Son günlerde yapılan vergi düzenlemelerine bakıldığında; 2021 yılı bütçesi için vergi gelirlerini artırmaya yönelik yasal değişiklikler yapıldığını görüyoruz. Bu kapsamda, örneğin yıllara sâri inşaat işlerinde vergi tevkifatı (kesinti) oranı yüzde 3’ten yüzde 5’e çıkarıldı, keza katma değer vergisinde tevkifat oranları artırıldı ve bazı işlemler tevkifat kapsamına alındı, finansman giderleri kısıtlaması uygulamaya sokuldu.
Basına son olarak yansıyan iki düzenlemeden biri 2. el otomobil satışlarına harç niteliğinde ilave vergi getirilmesi, diğeri ise kurumlara, 2020, 20021 ve 2022 yılı kazançlarına uygulanmak üzere, vergi sonrası kazançlarını dağıtsa da dağıtmasa da bu kazançlar üzerinde vergi tevkifatı yapılmasının öngörülmesidir.
Basına yansıyan ve Gelir Vergisi Kanunu’na eklenmesi öngörülen ve “Kurum Kazançlarında Vergi Tevkifatı” başlığını taşıyan Geçici 92. madde metninde yer alan düzenlemenin önemli bölümlerini şöyle açıklamak mümkündür:
- Gerek tam mükellef gerekse dar mükellef statüsünde olan kurumlar için anılan tevkifat düzenlemesi geçerli olacaktır.
- 2020, 2021 ve 2022 yılına ilişkin kurum kazançları tevkifat kapsamında olacaktır.(Özel hesap dönemine tabi olan kurumlarda bu tevkifat, ilgili yıl içinde başlayan hesap dönemlerine ait kazançlarına uygulanacaktır.
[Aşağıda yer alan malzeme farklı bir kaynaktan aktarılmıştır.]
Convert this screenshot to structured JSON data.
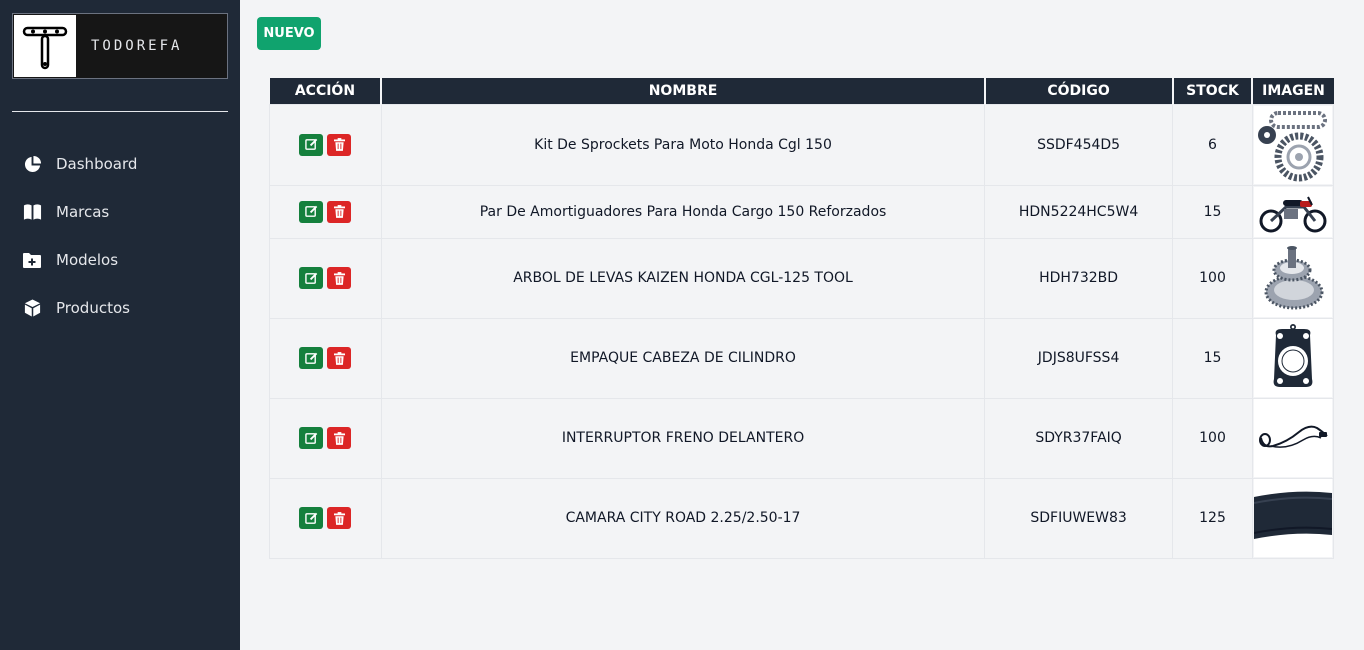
{
  "brand": {
    "name": "TODOREFA"
  },
  "sidebar": {
    "items": [
      {
        "label": "Dashboard",
        "icon": "pie-chart-icon"
      },
      {
        "label": "Marcas",
        "icon": "book-icon"
      },
      {
        "label": "Modelos",
        "icon": "folder-plus-icon"
      },
      {
        "label": "Productos",
        "icon": "box-icon"
      }
    ]
  },
  "toolbar": {
    "new_label": "NUEVO"
  },
  "table": {
    "headers": {
      "action": "ACCIÓN",
      "name": "NOMBRE",
      "code": "CÓDIGO",
      "stock": "STOCK",
      "image": "IMAGEN"
    },
    "rows": [
      {
        "name": "Kit De Sprockets Para Moto Honda Cgl 150",
        "code": "SSDF454D5",
        "stock": "6",
        "image": "sprocket-kit-image"
      },
      {
        "name": "Par De Amortiguadores Para Honda Cargo 150 Reforzados",
        "code": "HDN5224HC5W4",
        "stock": "15",
        "image": "motorcycle-image"
      },
      {
        "name": "ARBOL DE LEVAS KAIZEN HONDA CGL-125 TOOL",
        "code": "HDH732BD",
        "stock": "100",
        "image": "camshaft-gear-image"
      },
      {
        "name": "EMPAQUE CABEZA DE CILINDRO",
        "code": "JDJS8UFSS4",
        "stock": "15",
        "image": "cylinder-gasket-image"
      },
      {
        "name": "INTERRUPTOR FRENO DELANTERO",
        "code": "SDYR37FAIQ",
        "stock": "100",
        "image": "brake-switch-cable-image"
      },
      {
        "name": "CAMARA CITY ROAD 2.25/2.50-17",
        "code": "SDFIUWEW83",
        "stock": "125",
        "image": "inner-tube-image"
      }
    ]
  },
  "colors": {
    "sidebar_bg": "#1f2937",
    "page_bg": "#f3f4f6",
    "accent_green": "#10a36e",
    "edit_green": "#15803d",
    "delete_red": "#dc2626"
  }
}
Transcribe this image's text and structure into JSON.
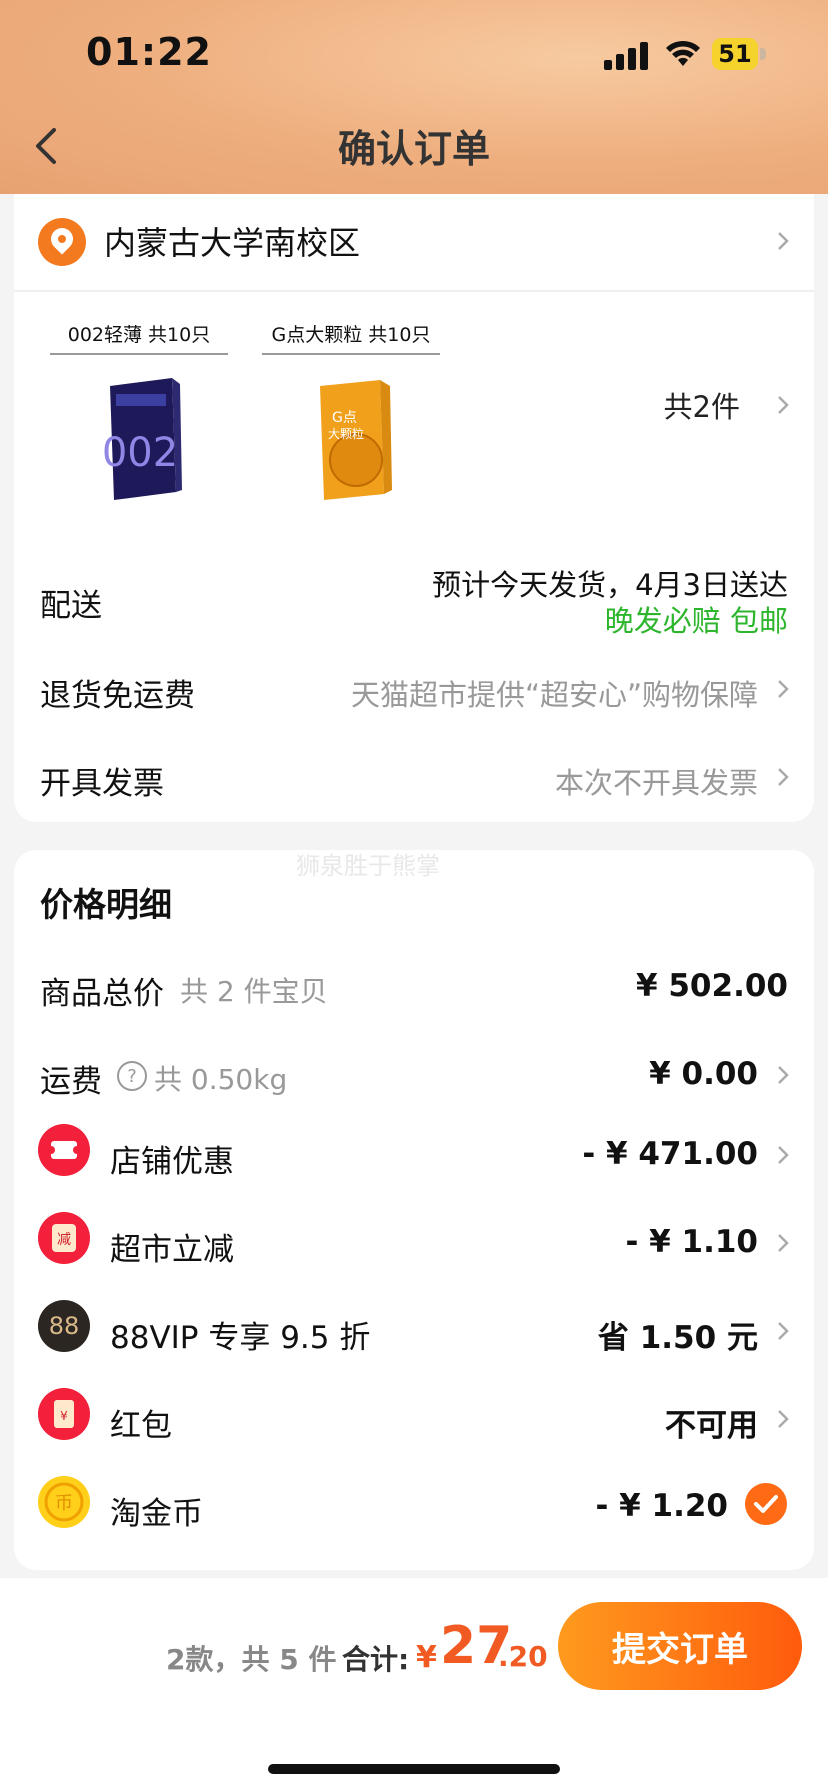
{
  "status": {
    "time": "01:22",
    "battery": "51"
  },
  "header": {
    "title": "确认订单"
  },
  "address": {
    "text": "内蒙古大学南校区"
  },
  "products": [
    {
      "label": "002轻薄 共10只",
      "box_text": "002"
    },
    {
      "label": "G点大颗粒 共10只",
      "box_text": "G点\n大颗粒"
    }
  ],
  "items_total": "共2件",
  "delivery": {
    "label": "配送",
    "estimate": "预计今天发货，4月3日送达",
    "guarantee": "晚发必赔 包邮"
  },
  "returns": {
    "label": "退货免运费",
    "value": "天猫超市提供“超安心”购物保障"
  },
  "invoice": {
    "label": "开具发票",
    "value": "本次不开具发票"
  },
  "watermark": "狮泉胜于熊掌",
  "price_detail": {
    "title": "价格明细",
    "goods": {
      "label": "商品总价",
      "sub": "共 2 件宝贝",
      "value": "¥ 502.00"
    },
    "shipping": {
      "label": "运费",
      "sub": "共 0.50kg",
      "value": "¥ 0.00"
    },
    "shop_discount": {
      "label": "店铺优惠",
      "value": "- ¥ 471.00"
    },
    "market_cut": {
      "label": "超市立减",
      "value": "- ¥ 1.10"
    },
    "vip": {
      "label": "88VIP 专享 9.5 折",
      "value": "省 1.50 元",
      "badge": "88"
    },
    "redpacket": {
      "label": "红包",
      "value": "不可用"
    },
    "coins": {
      "label": "淘金币",
      "value": "- ¥ 1.20"
    }
  },
  "footer": {
    "count": "2款，共 5 件",
    "total_label": "合计:",
    "currency": "¥",
    "total_int": "27",
    "total_dec": ".20",
    "submit": "提交订单"
  },
  "colors": {
    "accent": "#ff5b0c",
    "discount": "#f15a22",
    "green": "#2db62d"
  }
}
Örneğin, özel hesap dönemi 2020 yılı içinde başlamışsa, bu hesap dönemi kazançları tevkifat kapsamında olacaktır.)
- Tevkifat indirim ve istisnalar düşülmeden önceki kurum kazancından hesaplanan kurumlar vergisi düşüldükten sonra kalan kazanç tutarı üzerinden yapılacaktır. (Ancak, 5520 sayılı Kanun’un 5’inci maddesinin birinci fıkrasının (a) bendinde yer alan tam mükellef kurumlardan elde edilen kar paylarından oluşan iştirak kazançları istisnası ve (d) bendinde yer alan Türkiye’de kurulu fonların portföy işletmeciliğinden doğan kazançlarına ilişkin istisna tutarları ile Gelir Vergisi Kanunu’nun geçici 61’inci madde kapsamında 24.04.2003 tarihinden önce yapılan müracaatlara istinaden düzenlenen yatırım teşvik belgeleri kapsamındaki yatırımlarla ilgili yatırım harcamaları nedeniyle elde edilen ve yatırım indiriminden yararlanan istisna kazançlar varsa bunlar tevkifat matrahından indirilecektir.)
- Tevkifat kurumlar vergisi beyannamesinin verilmesi gereken ayı takip eden ay içerisinde yapılıp, beyan edilerek ödenecektir.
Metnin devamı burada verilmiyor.